In the past three months, ILFI has hired Dr. Gregory Norris, an internationally acclaimed Life Cycle Analysis and ‘handprinting’ expert, and Eric Corey Freed, a green design pioneer, best-selling author and international speaker and now Berkebile in a part-time capacity, to its team.
“Bob is one of the most trusted and beloved leaders in the entire green building industry. Adding him to our team positions us to more aggressively address issues like Climate Change, natural resources depletion and social injustice, which threaten to define our present and our future,” says Institute CEO Jason F. McLennan. “Bob will help execute mission-critical programs that will tackle these issues and transform the built environment. He will serve as a high-level representative of the Institute with major corporations and national organizations.”
Berkebile was the founder of the American Institute of Architects Committee on the Environment and was instrumental in publishing the AIA Environmental Resource Guide, the first resource guide of its kind to focus on the upstream and downstream impacts of the material supply chain related to buildings. He has championed these issues ever since. Berkebile hosted the first national conversation in Washington, D.C. about forming the U.S. Green Building Council, and he and BNIM contributed to its formation and the LEED rating system.

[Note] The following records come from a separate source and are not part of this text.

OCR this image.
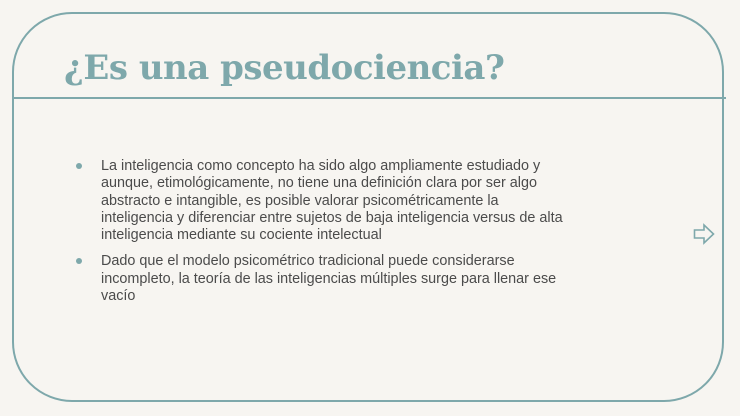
¿Es una pseudociencia?
La inteligencia como concepto ha sido algo ampliamente estudiado y aunque, etimológicamente, no tiene una definición clara por ser algo abstracto e intangible, es posible valorar psicométricamente la inteligencia y diferenciar entre sujetos de baja inteligencia versus de alta inteligencia mediante su cociente intelectual
Dado que el modelo psicométrico tradicional puede considerarse incompleto, la teoría de las inteligencias múltiples surge para llenar ese vacío
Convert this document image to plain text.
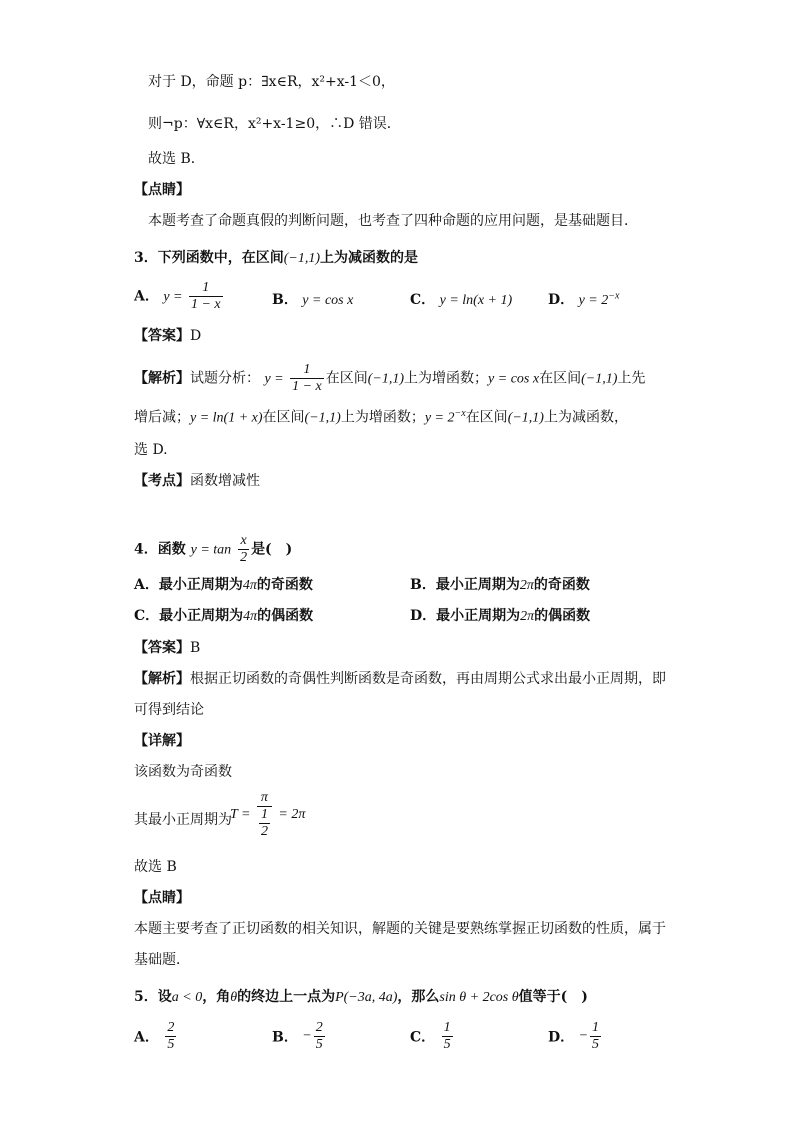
对于 D，命题 p：∃x∈R，x²+x-1＜0，
则¬p：∀x∈R，x²+x-1≥0，∴D 错误．
故选 B．
【点睛】
本题考查了命题真假的判断问题，也考查了四种命题的应用问题，是基础题目．
3．下列函数中，在区间(−1,1)上为减函数的是
A． $y = \frac{1}{1 - x}$	B． y = cos x	C． y = ln(x + 1)	D． $y = 2^{-x}$
【答案】D
【解析】试题分析： $y = \frac{1}{1 - x}$ 在区间(−1,1)上为增函数；y = cos x在区间(−1,1)上先
增后减；y = ln(1 + x)在区间(−1,1)上为增函数；$y = 2^{-x}$在区间(−1,1)上为减函数，
选 D.
【考点】函数增减性
4．函数 $y = \tan \frac{x}{2}$ 是(　)
A．最小正周期为4π的奇函数	B．最小正周期为2π的奇函数
C．最小正周期为4π的偶函数	D．最小正周期为2π的偶函数
【答案】B
【解析】根据正切函数的奇偶性判断函数是奇函数，再由周期公式求出最小正周期，即
可得到结论
【详解】
该函数为奇函数
其最小正周期为
$T = \frac{\pi}{\frac{1}{2}} = 2\pi$
故选 B
【点睛】
本题主要考查了正切函数的相关知识，解题的关键是要熟练掌握正切函数的性质，属于
基础题．
5．设a < 0，角θ的终边上一点为P(−3a, 4a)，那么sin θ + 2cos θ值等于(　)
A． $\frac{2}{5}$	B． − $\frac{2}{5}$	C． $\frac{1}{5}$	D． − $\frac{1}{5}$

Berkebile will continue to work in Kansas City, Mo., with BNIM, where he is a principal. BNIM, formerly an Institute partner, received AIA’s National Firm Award in 2011. Berkebile also will continue his work with Sustainable Development Partners, his development company focusing on “urban acupuncture” programs and regenerative redevelopment. He will devote time each month to the ILFI mission to transform materials, buildings and communities that scale across the nation and beyond.
In 2009, Berkebile received a Heinz Award from Theresa Heinz and the Heinz Family Foundation for his role in promoting green building design and for his commitment and action toward restoring social, economic and environmental vitality to U.S. communities through sustainable architecture and planning. He is the 2014 recipient of the Hanley Award for Vision and Leadership in Sustainability. The Hanley Award is sponsored by The Hanley Foundation, EcoBuilding Review, BUILDER and Architect magazines and is dedicated to identifying and honoring individuals who have demonstrated extraordinary, lasting, and far-reaching contributions to sustainability, and who have greatly influenced policy and industry response to critical environmental challenges in the United States.

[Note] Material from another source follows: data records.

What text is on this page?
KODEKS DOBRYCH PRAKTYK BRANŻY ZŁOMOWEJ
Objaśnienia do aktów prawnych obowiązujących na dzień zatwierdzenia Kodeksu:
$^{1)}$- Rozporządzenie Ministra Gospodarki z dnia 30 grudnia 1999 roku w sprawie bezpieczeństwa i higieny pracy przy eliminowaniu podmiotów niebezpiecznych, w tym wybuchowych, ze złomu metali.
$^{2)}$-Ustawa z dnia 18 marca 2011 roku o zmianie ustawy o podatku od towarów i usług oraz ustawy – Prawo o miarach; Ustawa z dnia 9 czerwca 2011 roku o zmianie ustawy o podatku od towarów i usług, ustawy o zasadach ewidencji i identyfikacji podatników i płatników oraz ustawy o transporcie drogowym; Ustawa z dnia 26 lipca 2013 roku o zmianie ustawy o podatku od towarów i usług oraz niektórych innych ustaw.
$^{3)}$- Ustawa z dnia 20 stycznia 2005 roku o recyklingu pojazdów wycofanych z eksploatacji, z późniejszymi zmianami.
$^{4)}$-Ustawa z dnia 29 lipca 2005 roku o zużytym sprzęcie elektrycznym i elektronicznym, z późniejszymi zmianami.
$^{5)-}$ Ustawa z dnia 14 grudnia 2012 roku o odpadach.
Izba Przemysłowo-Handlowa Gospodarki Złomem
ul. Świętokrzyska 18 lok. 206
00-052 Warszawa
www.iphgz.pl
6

“Building upon decades of experience, in particular the past eight years of Living Building Challenge ™ work, the Institute is uniquely positioned to lead our fractured green building community beyond incremental improvements to true transformational change,” Berkebile says. “I am eager to work with this organization and share a role in creating a world in which communities, and the materials we use to construct them, are made for the benefit of all, regardless of economic level or location.”